How to morph from broker to consultant
Want to succeed? “Get out of the business of giving things away,” said Jack Kwicien, principal of Baltimore-based consultancy Daymark Advisors during a Wednesday panel at EBA’s Workplace Benefits Mania is Las Vegas. “You can’t define yourself as an access point to products or services. If you define yourself that way, you will be disintermediated by an exchange. Everyone has access to products. Your differentiator has to be your expertise.”
A simple way to become a consultant is to create a multi-year strategic benefit plan for a client, Kwicien, an EBA columnist, said. “You have to find unique services and processes that you bring to your clients.”
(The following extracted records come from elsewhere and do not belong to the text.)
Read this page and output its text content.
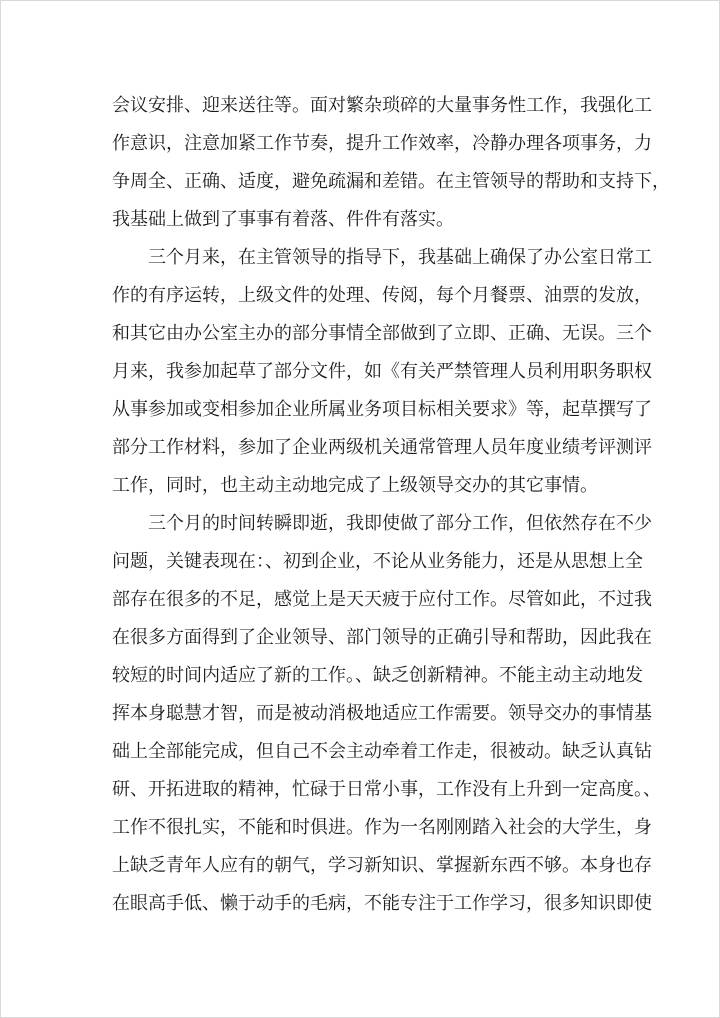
会议安排、迎来送往等。面对繁杂琐碎的大量事务性工作，我强化工
作意识，注意加紧工作节奏，提升工作效率，冷静办理各项事务，力
争周全、正确、适度，避免疏漏和差错。在主管领导的帮助和支持下，
我基础上做到了事事有着落、件件有落实。
三个月来，在主管领导的指导下，我基础上确保了办公室日常工
作的有序运转，上级文件的处理、传阅，每个月餐票、油票的发放，
和其它由办公室主办的部分事情全部做到了立即、正确、无误。三个
月来，我参加起草了部分文件，如《有关严禁管理人员利用职务职权
从事参加或变相参加企业所属业务项目标相关要求》等，起草撰写了
部分工作材料，参加了企业两级机关通常管理人员年度业绩考评测评
工作，同时，也主动主动地完成了上级领导交办的其它事情。
三个月的时间转瞬即逝，我即使做了部分工作，但依然存在不少
问题，关键表现在：、初到企业，不论从业务能力，还是从思想上全
部存在很多的不足，感觉上是天天疲于应付工作。尽管如此，不过我
在很多方面得到了企业领导、部门领导的正确引导和帮助，因此我在
较短的时间内适应了新的工作。、缺乏创新精神。不能主动主动地发
挥本身聪慧才智，而是被动消极地适应工作需要。领导交办的事情基
础上全部能完成，但自己不会主动牵着工作走，很被动。缺乏认真钻
研、开拓进取的精神，忙碌于日常小事，工作没有上升到一定高度。、
工作不很扎实，不能和时俱进。作为一名刚刚踏入社会的大学生，身
上缺乏青年人应有的朝气，学习新知识、掌握新东西不够。本身也存
在眼高手低、懒于动手的毛病，不能专注于工作学习，很多知识即使
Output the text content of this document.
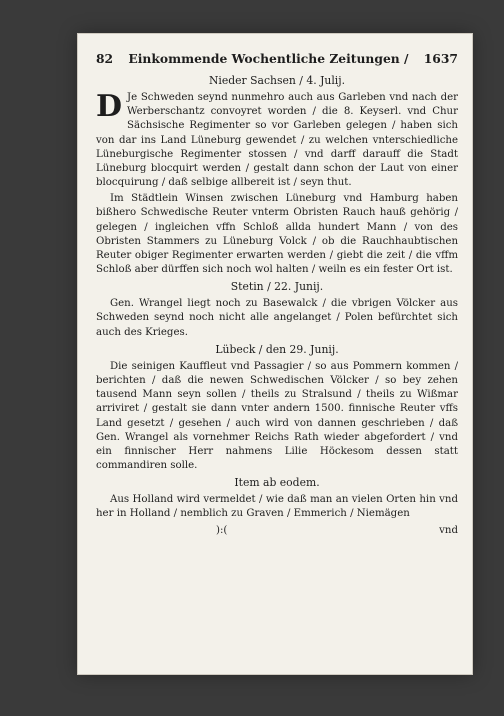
82 Einkommende Wochentliche Zeitungen / 1637
Nieder Sachsen / 4. Julij.
D Je Schweden seynd nunmehro auch aus Garleben vnd nach der Werberschantz convoyret worden / die 8. Keyserl. vnd Chur Sächsische Regimenter so vor Garleben gelegen / haben sich von dar ins Land Lüneburg gewendet / zu welchen vnterschiedliche Lüneburgische Regimenter stossen / vnd darff darauff die Stadt Lüneburg blocquirt werden / gestalt dann schon der Laut von einer blocquirung / daß selbige allbereit ist / seyn thut.
Im Städtlein Winsen zwischen Lüneburg vnd Hamburg haben bißhero Schwedische Reuter vnterm Obristen Rauch hauß gehörig / gelegen / ingleichen vffn Schloß allda hundert Mann / von des Obristen Stammers zu Lüneburg Volck / ob die Rauchhaubtischen Reuter obiger Regimenter erwarten werden / giebt die zeit / die vffm Schloß aber dürffen sich noch wol halten / weiln es ein fester Ort ist.
Stetin / 22. Junij.
Gen. Wrangel liegt noch zu Basewalck / die vbrigen Völcker aus Schweden seynd noch nicht alle angelanget / Polen befürchtet sich auch des Krieges.
Lübeck / den 29. Junij.
Die seinigen Kauffleut vnd Passagier / so aus Pommern kommen / berichten / daß die newen Schwedischen Völcker / so bey zehen tausend Mann seyn sollen / theils zu Stralsund / theils zu Wißmar arriviret / gestalt sie dann vnter andern 1500. finnische Reuter vffs Land gesetzt / gesehen / auch wird von dannen geschrieben / daß Gen. Wrangel als vornehmer Reichs Rath wieder abgefordert / vnd ein finnischer Herr nahmens Lilie Höckesom dessen statt commandiren solle.
Item ab eodem.
Aus Holland wird vermeldet / wie daß man an vielen Orten hin vnd her in Holland / nemblich zu Graven / Emmerich / Niemägen
):(	vnd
Amy Evans, president of Sherman Oaks, Calif.-based Colibiri Insurance Services, saw the need for consulting and has started working for groups that would normally not be a good fit as clients on the brokerage side of her agency, due to their size.
“You’ll hear ‘consulting’ over and over because you can assess a dollar amount to expertise,” she said. She currently works with a 350-employee company that just had an acquisition and hired her to guide them through the RFP process for a new broker.
That, in return, opened up a whole new group of prospects. “I’ve been doing this business in the Los Angeles area for 20 years and I know lots of key people at large companies that are not a good fit for my broker practice, but great for consulting,” she said. “It has doubled or tripled the client list I can tap into.”
Another strategy to help advisers thrive is social media, both Evans and Eric Silverman, principal of Bel Air, Md.-based Silverman Benefits Group, said. Social media allows clients and prospects to have an affinity for a broker before meeting them. “It is a great way to develop a prospect list,” said Evans, who made a decision to be active on Twitter and LinkedIn because it was free and, as a single-person agency, she had limited-to-no marketing budget.
Silverman added that he used to Google prospects before meeting with them, but no longer does that because he looks directly at their social accounts. “Try to get to know them,” he said. “It helps when prospecting if you can talk about things they are into.”
“It is incredibly important if you haven’t invested already in a presence on social media to do that,” Evans said, noting she had social media pages before her agency had a website. “It does not have to be complicated or every social media channel. People will get to know you before they meet you if you a have a voice on social media.”